This question doesn't make sense in its actual state. 'Thermal design power' is nonsense term when taking about a computer (in fact it's even more when it's about CPUs). Computers are neither designed to do mechanical work, light rooms or alike. There is no physical computing power - the only physical output is heat and a little bit of HF radiation.
So the only usefull question I to be found would be 'have there been desktopcomputers with more than 1 kW power rating'.
And the answer is Yes, quite a lot.
Already the IMSAI PS was rated at 500 Watt primary, and it didn't take long for third party frames to offer PS with 1 kW primry and more. And primary is a key issue here. Before the advent of switching, the power supply itself was usually the most critical part. In case of above IMSAI, up to 2/3rd of the primary power was wasted to heat up the PS. Removing that substantial heat was also needed to protect the PS, not so much the CPU.

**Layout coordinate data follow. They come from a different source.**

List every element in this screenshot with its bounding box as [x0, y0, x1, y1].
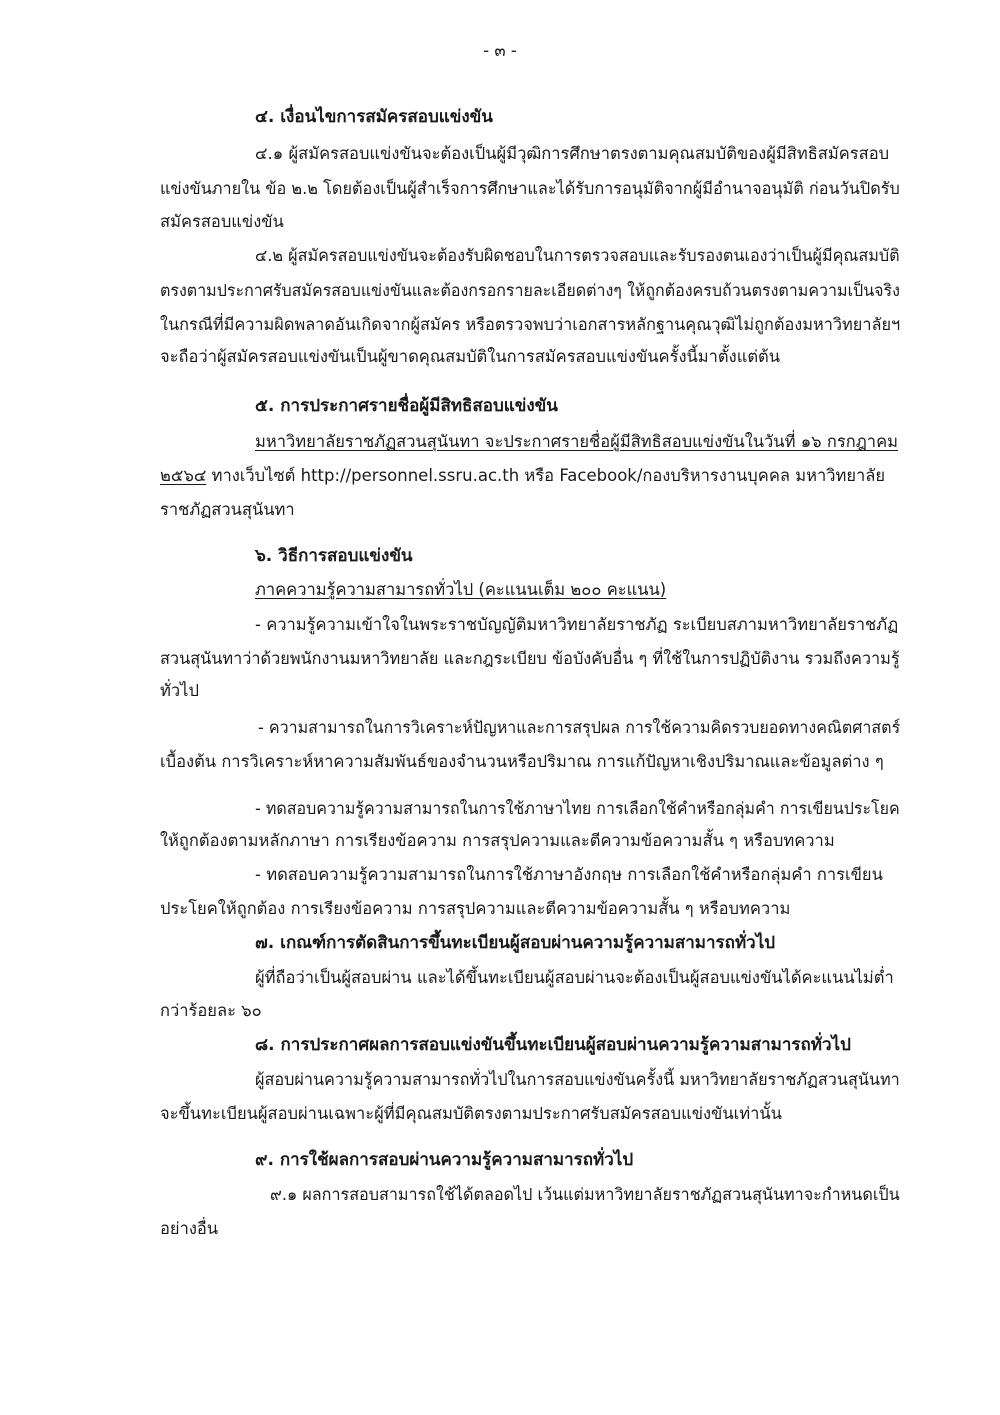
section-5-line-2	[160, 465, 885, 487]
section-9-1-line-2: อย่างอื่น	[160, 1219, 219, 1238]
section-4-1-line-2: แข่งขันภายใน ข้อ ๒.๒ โดยต้องเป็นผู้สำเร็จการศึกษาและได้รับการอนุมัติจากผู้มีอำนาจอนุมัติ ก่อนวันปิดรับ	[160, 179, 900, 198]
section-4-1-line-3: สมัครสอบแข่งขัน	[160, 212, 284, 231]
section-7-line-2: กว่าร้อยละ ๖๐	[160, 1001, 262, 1020]
section-6-bullet-4-line-2: ประโยคให้ถูกต้อง การเรียงข้อความ การสรุปความและตีความข้อความสั้น ๆ หรือบทความ	[160, 899, 791, 918]
section-4-heading: ๔. เงื่อนไขการสมัครสอบแข่งขัน	[255, 107, 493, 127]
page-number: - ๓ -	[483, 41, 517, 60]
section-4-2-line-4: จะถือว่าผู้สมัครสอบแข่งขันเป็นผู้ขาดคุณสมบัติในการสมัครสอบแข่งขันครั้งนี้มาตั้งแต่ต้น	[160, 347, 781, 366]
section-5-heading: ๕. การประกาศรายชื่อผู้มีสิทธิสอบแข่งขัน	[255, 396, 558, 416]
section-6-subheading: ภาคความรู้ความสามารถทั่วไป (คะแนนเต็ม ๒๐๐ คะแนน)	[255, 580, 667, 599]
section-4-2-line-1: ๔.๒ ผู้สมัครสอบแข่งขันจะต้องรับผิดชอบในการตรวจสอบและรับรองตนเองว่าเป็นผู้มีคุณสมบัติ	[255, 246, 900, 265]
section-8-heading: ๘. การประกาศผลการสอบแข่งขันขึ้นทะเบียนผู้สอบผ่านความรู้ความสามารถทั่วไป	[255, 1035, 851, 1055]
section-6-bullet-2-line-1: - ความสามารถในการวิเคราะห์ปัญหาและการสรุปผล การใช้ความคิดรวบยอดทางคณิตศาสตร์	[258, 718, 901, 737]
section-6-heading: ๖. วิธีการสอบแข่งขัน	[255, 546, 413, 566]
section-6-bullet-3-line-1: - ทดสอบความรู้ความสามารถในการใช้ภาษาไทย การเลือกใช้คำหรือกลุ่มคำ การเขียนประโยค	[255, 799, 900, 818]
announcement-year: ๒๕๖๔	[160, 466, 207, 485]
section-8-line-2: จะขึ้นทะเบียนผู้สอบผ่านเฉพาะผู้ที่มีคุณสมบัติตรงตามประกาศรับสมัครสอบแข่งขันเท่านั้น	[160, 1104, 782, 1123]
section-9-1-line-1: ๙.๑ ผลการสอบสามารถใช้ได้ตลอดไป เว้นแต่มหาวิทยาลัยราชภัฏสวนสุนันทาจะกำหนดเป็น	[270, 1185, 900, 1204]
section-6-bullet-1-line-2: สวนสุนันทาว่าด้วยพนักงานมหาวิทยาลัย และกฎระเบียบ ข้อบังคับอื่น ๆ ที่ใช้ในการปฏิบัติงาน รวมถึงความรู้	[160, 649, 900, 668]
section-8-line-1: ผู้สอบผ่านความรู้ความสามารถทั่วไปในการสอบแข่งขันครั้งนี้ มหาวิทยาลัยราชภัฏสวนสุนันทา	[255, 1070, 900, 1089]
section-4-2-line-3: ในกรณีที่มีความผิดพลาดอันเกิดจากผู้สมัคร หรือตรวจพบว่าเอกสารหลักฐานคุณวุฒิไม่ถูกต้องมหาวิทยาลัยฯ	[160, 315, 901, 334]
section-6-bullet-3-line-2: ให้ถูกต้องตามหลักภาษา การเรียงข้อความ การสรุปความและตีความข้อความสั้น ๆ หรือบทความ	[160, 831, 835, 850]
section-7-line-1: ผู้ที่ถือว่าเป็นผู้สอบผ่าน และได้ขึ้นทะเบียนผู้สอบผ่านจะต้องเป็นผู้สอบแข่งขันได้คะแนนไม่ต่ำ	[255, 968, 894, 987]
section-6-bullet-2-line-2: เบื้องต้น การวิเคราะห์หาความสัมพันธ์ของจำนวนหรือปริมาณ การแก้ปัญหาเชิงปริมาณและข้อมูลต่าง ๆ	[160, 752, 884, 771]
section-5-line-3: ราชภัฏสวนสุนันทา	[160, 500, 295, 519]
announcement-channels: ทางเว็บไซต์ http://personnel.ssru.ac.th หรือ Facebook/กองบริหารงานบุคคล มหาวิทยาลัย	[206, 466, 886, 485]
section-5-line-1: มหาวิทยาลัยราชภัฏสวนสุนันทา จะประกาศรายชื่อผู้มีสิทธิสอบแข่งขันในวันที่ ๑๖ กรกฎาคม	[255, 432, 898, 451]
section-6-bullet-4-line-1: - ทดสอบความรู้ความสามารถในการใช้ภาษาอังกฤษ การเลือกใช้คำหรือกลุ่มคำ การเขียน	[255, 865, 883, 884]
section-9-heading: ๙. การใช้ผลการสอบผ่านความรู้ความสามารถทั่วไป	[255, 1150, 634, 1170]
section-4-2-line-2: ตรงตามประกาศรับสมัครสอบแข่งขันและต้องกรอกรายละเอียดต่างๆ ให้ถูกต้องครบถ้วนตรงตามความเป็นจริง	[160, 281, 900, 300]
section-6-bullet-1-line-3: ทั่วไป	[160, 681, 199, 700]
section-6-bullet-1-line-1: - ความรู้ความเข้าใจในพระราชบัญญัติมหาวิทยาลัยราชภัฏ ระเบียบสภามหาวิทยาลัยราชภัฏ	[255, 615, 899, 634]
section-7-heading: ๗. เกณฑ์การตัดสินการขึ้นทะเบียนผู้สอบผ่านความรู้ความสามารถทั่วไป	[255, 933, 776, 953]
section-4-1-line-1: ๔.๑ ผู้สมัครสอบแข่งขันจะต้องเป็นผู้มีวุฒิการศึกษาตรงตามคุณสมบัติของผู้มีสิทธิสมัครสอบ	[255, 144, 890, 163]
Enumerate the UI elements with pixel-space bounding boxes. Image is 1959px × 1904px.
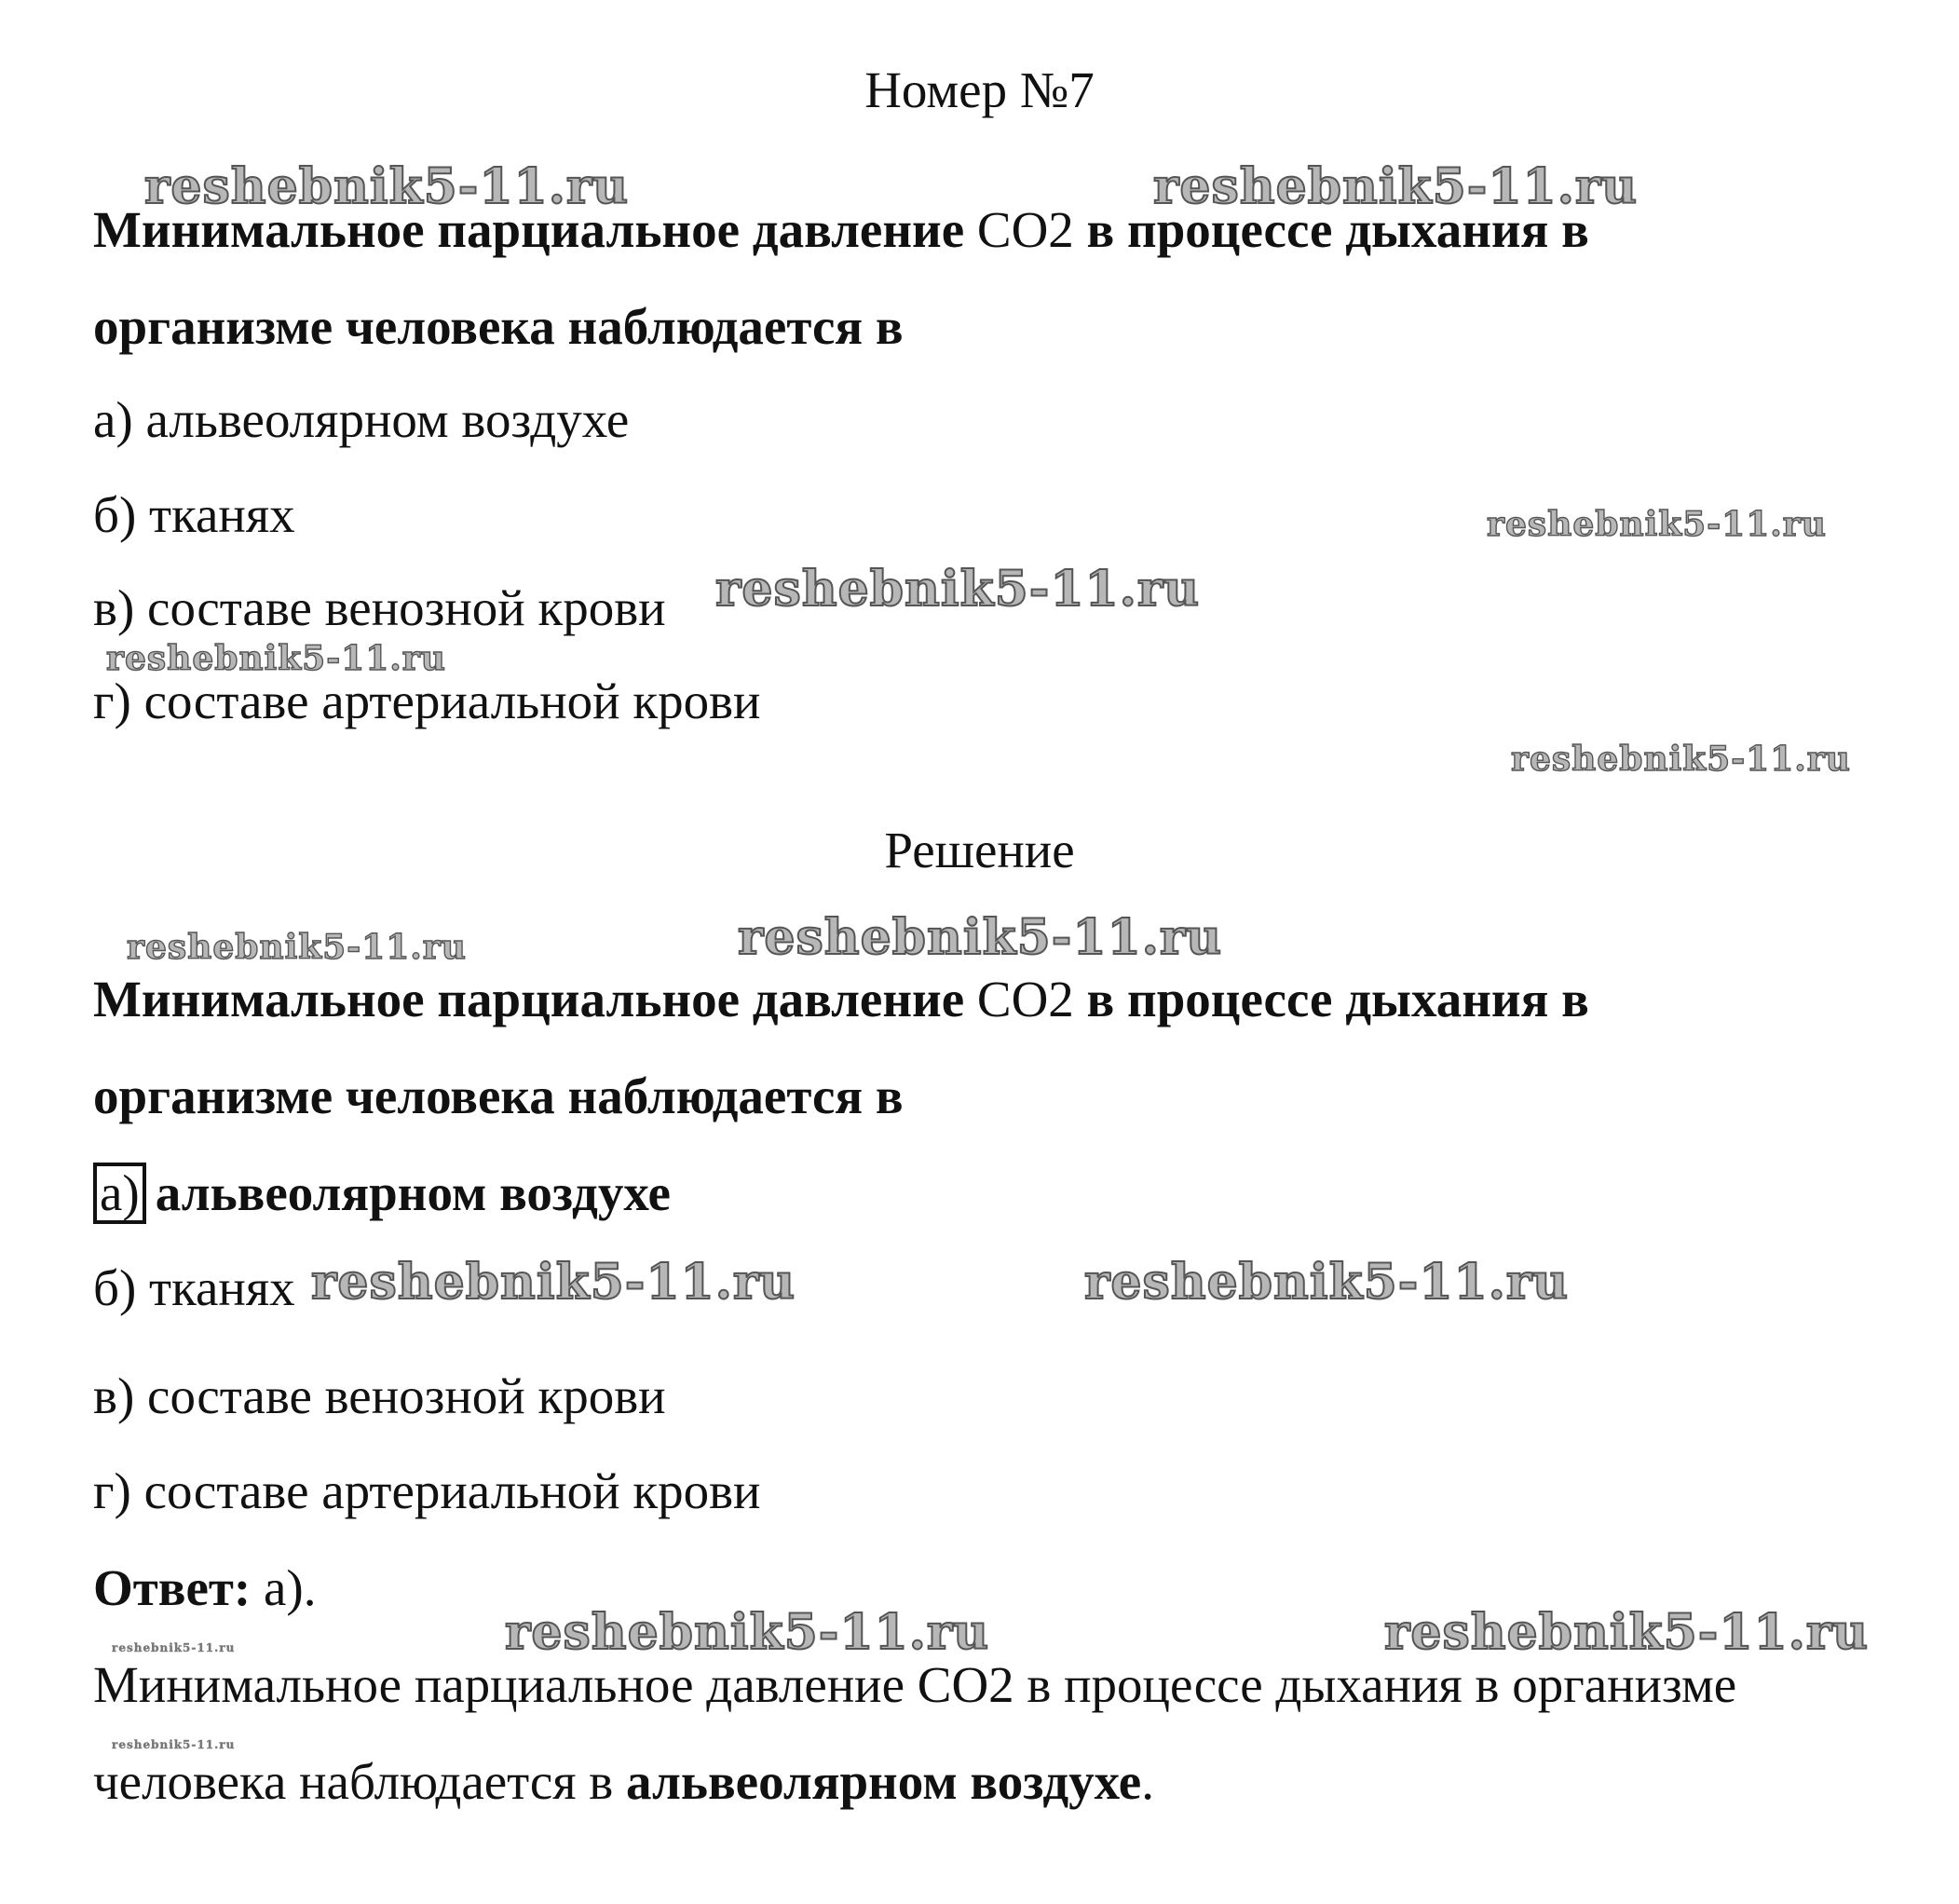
- option-b: б) тканях: [93, 486, 295, 543]
- watermark: reshebnik5-11.ru: [1084, 1254, 1570, 1311]
- solution-line-2: организме человека наблюдается в: [93, 1068, 904, 1124]
- watermark: reshebnik5-11.ru: [311, 1254, 796, 1311]
- co2-formula: CO2: [976, 971, 1074, 1027]
- solution-option-b: б) тканях: [93, 1259, 295, 1316]
- question-line-1: Минимальное парциальное давление CO2 в процессе дыхания в: [93, 201, 1589, 258]
- watermark: reshebnik5-11.ru: [1384, 1604, 1870, 1661]
- co2-formula: CO2: [976, 201, 1074, 258]
- solution-line-1: Минимальное парциальное давление CO2 в процессе дыхания в: [93, 971, 1589, 1027]
- watermark: reshebnik5-11.ru: [1511, 740, 1851, 779]
- watermark: reshebnik5-11.ru: [738, 909, 1223, 966]
- explanation-line-1: Минимальное парциальное давление CO2 в процессе дыхания в организме: [93, 1656, 1737, 1713]
- watermark: reshebnik5-11.ru: [505, 1604, 990, 1661]
- question-line-2: организме человека наблюдается в: [93, 298, 904, 355]
- answer-line: [93, 1557, 316, 1619]
- watermark: reshebnik5-11.ru: [127, 928, 467, 967]
- watermark: reshebnik5-11.ru: [715, 561, 1201, 618]
- answer-label: Ответ:: [93, 1559, 252, 1616]
- option-a: а) альвеолярном воздухе: [93, 391, 630, 448]
- solution-option-c: в) составе венозной крови: [93, 1367, 666, 1424]
- watermark: reshebnik5-11.ru: [112, 1641, 236, 1654]
- solution-option-d: г) составе артериальной крови: [93, 1462, 761, 1519]
- watermark: reshebnik5-11.ru: [144, 158, 630, 215]
- watermark: reshebnik5-11.ru: [106, 639, 446, 678]
- watermark: reshebnik5-11.ru: [1487, 505, 1827, 544]
- explanation-line-2: человека наблюдается в альвеолярном воздухе.: [93, 1753, 1154, 1810]
- selected-marker-box: а): [93, 1163, 146, 1224]
- selected-option-text: альвеолярном воздухе: [155, 1164, 671, 1221]
- page-title: Номер №7: [864, 61, 1095, 118]
- option-c: в) составе венозной крови: [93, 579, 666, 636]
- selected-option: [93, 1163, 671, 1224]
- solution-heading: Решение: [884, 822, 1075, 878]
- option-d: г) составе артериальной крови: [93, 673, 761, 729]
- answer-value: а).: [251, 1559, 317, 1616]
- watermark: reshebnik5-11.ru: [1153, 158, 1639, 215]
- watermark: reshebnik5-11.ru: [112, 1738, 236, 1751]
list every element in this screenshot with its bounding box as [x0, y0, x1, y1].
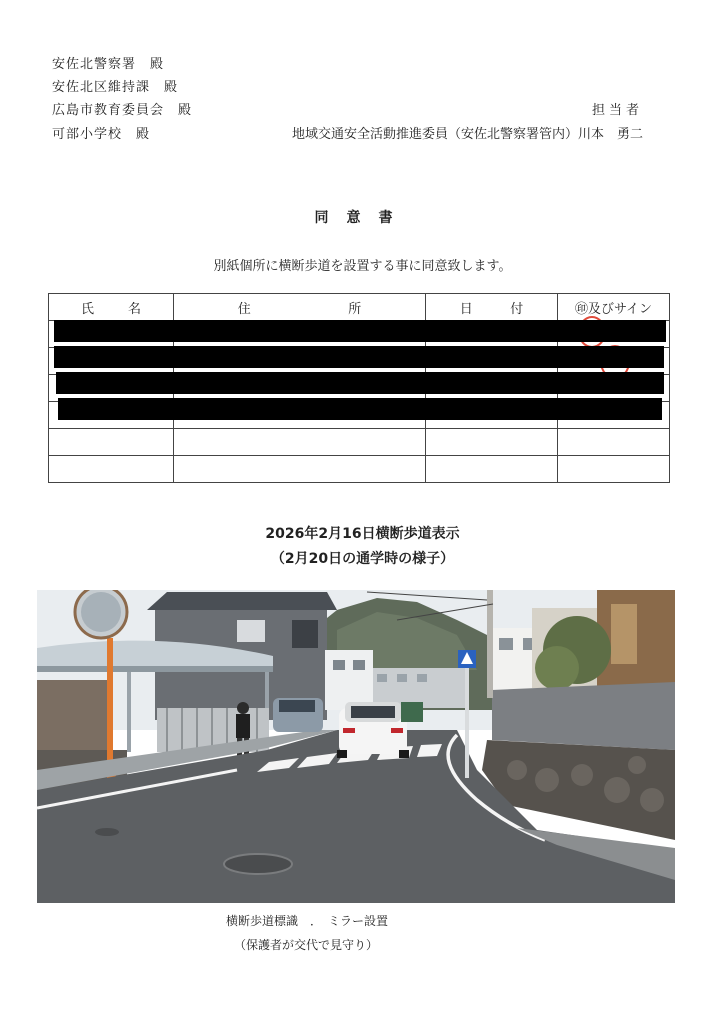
redaction-bar — [58, 398, 662, 420]
responsible-name: 地域交通安全活動推進委員（安佐北警察署管内）川本 勇二 — [291, 127, 643, 142]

Watercooling in computers was also not introduced to keep computing chips cool, but their transformers and power electronics. For example, a SIEMENS 7.760 X4 CPU, an upper end /370ish machine of ~1980 had a watercooled power supply, but air cooled electronics.
Even with a switching PS, like the Apple II pionered, the PS stayed the main heat source within the case. Kensington made good money with their system saver series of add on fans. It took many years until the computing chips itself got miniaturized enough to need even a simple head spreader for the little power they transformed.